Tak lama, pelayan itu kembali bersama seorang pria paruh baya yang mengenakan jas restoran dengan nama yang tertera di saku. "Mbak, ada yang bisa saya bantu?" tanyanya dengan nada datar.
Mentari berdiri dan memberikan senyum terbaiknya. "Saya tertarik dengan lowongan kerja sebagai pelayan yang ada di luar. Saya ingin melamar."
Manajer itu memandangnya dengan tatapan tajam. "Memang lowongan ini masih terbuka, tapi saya perlu jujur, pekerjaan ini cukup menuntut. Selain itu, kita juga harus mempertimbangkan kesehatan pegawai."
Mentari mencoba tidak menunjukkan kegelisahannya. "Saya siap, Pak. Saya memang sedang mencari pekerjaan dan ini kesempatan yang saya tunggu."

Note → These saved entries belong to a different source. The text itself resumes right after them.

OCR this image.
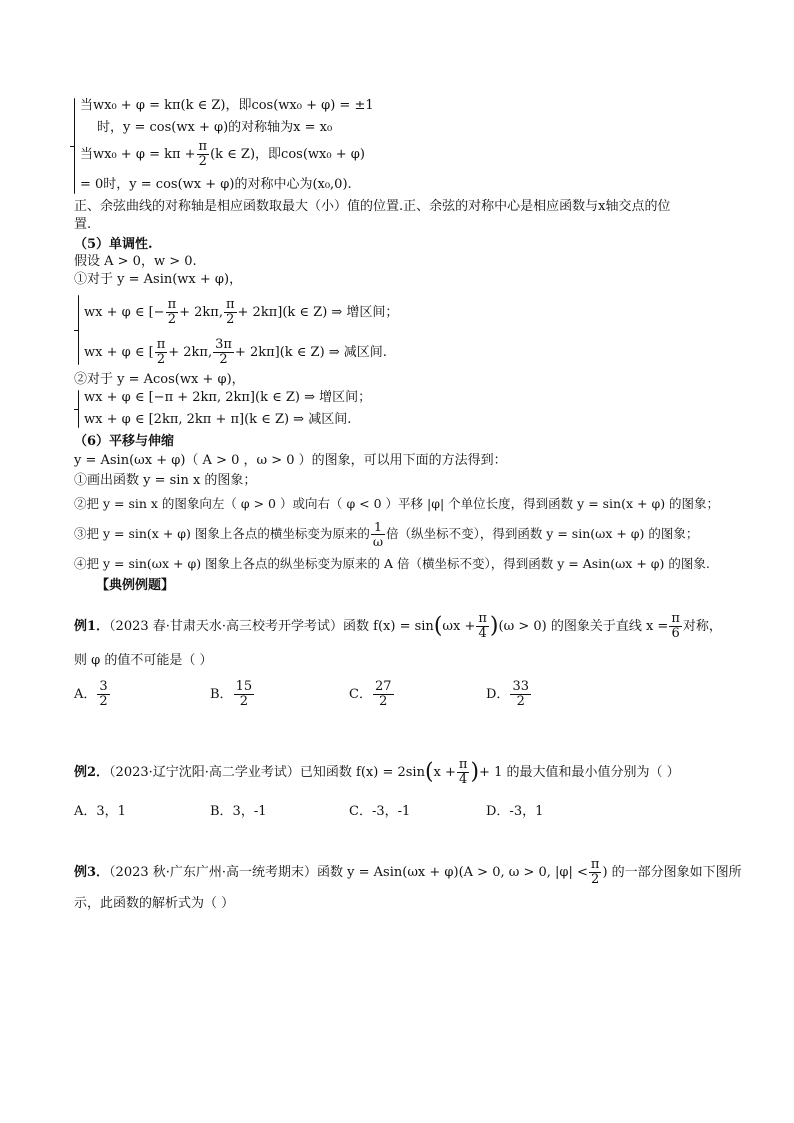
当wx₀ + φ = kπ(k ∈ Z)，即cos(wx₀ + φ) = ±1
时，y = cos(wx + φ)的对称轴为x = x₀
当$wx_0 + \varphi = k\pi + \frac{\pi}{2} (k$ ∈ Z)，即cos(wx₀ + φ)
= 0时，y = cos(wx + φ)的对称中心为(x₀,0).
正、余弦曲线的对称轴是相应函数取最大（小）值的位置.正、余弦的对称中心是相应函数与x轴交点的位
置.
（5）单调性.
假设 A > 0，w > 0.
①对于 y = Asin(wx + φ)，
wx + φ ∈ [− $\frac{\pi}{2} + 2k\pi$, $\frac{\pi}{2} + 2k\pi](k$ ∈ Z) ⇒ 增区间；
wx + φ ∈ [ $\frac{\pi}{2} + 2k\pi$, $\frac{3\pi}{2} + 2k\pi](k$ ∈ Z) ⇒ 减区间.
②对于 y = Acos(wx + φ)，
wx + φ ∈ [−π + 2kπ, 2kπ](k ∈ Z) ⇒ 增区间；
wx + φ ∈ [2kπ, 2kπ + π](k ∈ Z) ⇒ 减区间.
（6）平移与伸缩
y = Asin(ωx + φ)（ A > 0 ，ω > 0 ）的图象，可以用下面的方法得到：
①画出函数 y = sin x 的图象；
②把 y = sin x 的图象向左（ φ > 0 ）或向右（ φ < 0 ）平移 |φ| 个单位长度，得到函数 y = sin(x + φ) 的图象；
③把 y = sin(x + φ) 图象上各点的横坐标变为原来的 $\frac{1}{\omega}$ 倍（纵坐标不变），得到函数 y = sin(ωx + φ) 的图象；
④把 y = sin(ωx + φ) 图象上各点的纵坐标变为原来的 A 倍（横坐标不变），得到函数 y = Asin(ωx + φ) 的图象.
【典例例题】
例1．（2023 春·甘肃天水·高三校考开学考试）函数 $f(x) = \sin(\omega x + \frac{\pi}{4} )(\omega > 0)$ 的图象关于直线 $x = \frac{\pi}{6}$ 对称，
则 φ 的值不可能是（ ）
A． $\frac{3}{2}$	B． $\frac{15}{2}$	C． $\frac{27}{2}$	D． $\frac{33}{2}$
例2．（2023·辽宁沈阳·高二学业考试）已知函数 $f(x) = 2\sin(x + \frac{\pi}{4}$ )+ 1 的最大值和最小值分别为（ ）
A．3，1	B．3，-1	C．-3，-1	D．-3，1
例3．（2023 秋·广东广州·高一统考期末）函数 y = Asin(ωx + φ)(A > 0, ω > 0, $|\varphi| < \frac{\pi}{2}$ ) 的一部分图象如下图所
示，此函数的解析式为（ ）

Namun, manajer itu memandang tubuh Mentari dengan pandangan penuh penilaian. "Mungkin kami akan pertimbangkan, Mbak, tapi… ini pekerjaan yang cukup berat. Kami khawatir kondisi Anda akan mempengaruhi kinerja. Terlebih lagi, pekerjaan di sini cukup cepat dan melibatkan banyak gerakan."
Senyum Mentari mulai meredup, ia bisa merasakan penolakan itu dengan jelas meskipun kata-kata manajer itu diungkapkan dengan hati-hati. "Saya mengerti, Pak. Terima kasih atas pertimbangannya." Dengan langkah gontai, Mentari keluar dari kafe itu, hatinya semakin berat.
Di siang yang sama, Mentari melanjutkan perjalanannya menuju sebuah factory outlet yang ada di dekatnya. Ia sudah menyiapkan berkas lamaran lainnya, berharap kali ini ia akan mendapatkan kesempatan yang lebih baik. Begitu ia memasuki outlet, seorang wanita menyambutnya dengan senyum ramah, namun sikapnya segera berubah setelah melihat isi lamaran yang dibawa Mentari.
"Apakah kamu sedang mencari pekerjaan?" tanya wanita itu sambil mengambil lamaran dari tangan Mentari.
"Iya, Bu. Saya melamar untuk posisi di sini," jawab Mentari dengan percaya diri.
Wanita itu memeriksa berkas lamaran Mentari dan kemudian menatapnya dengan pandangan yang agak ragu. "Kami mencari seseorang yang dapat bekerja lebih fleksibel. Kami khawatir jika Anda bekerja di sini, Anda akan kesulitan karena kondisi Anda saat ini."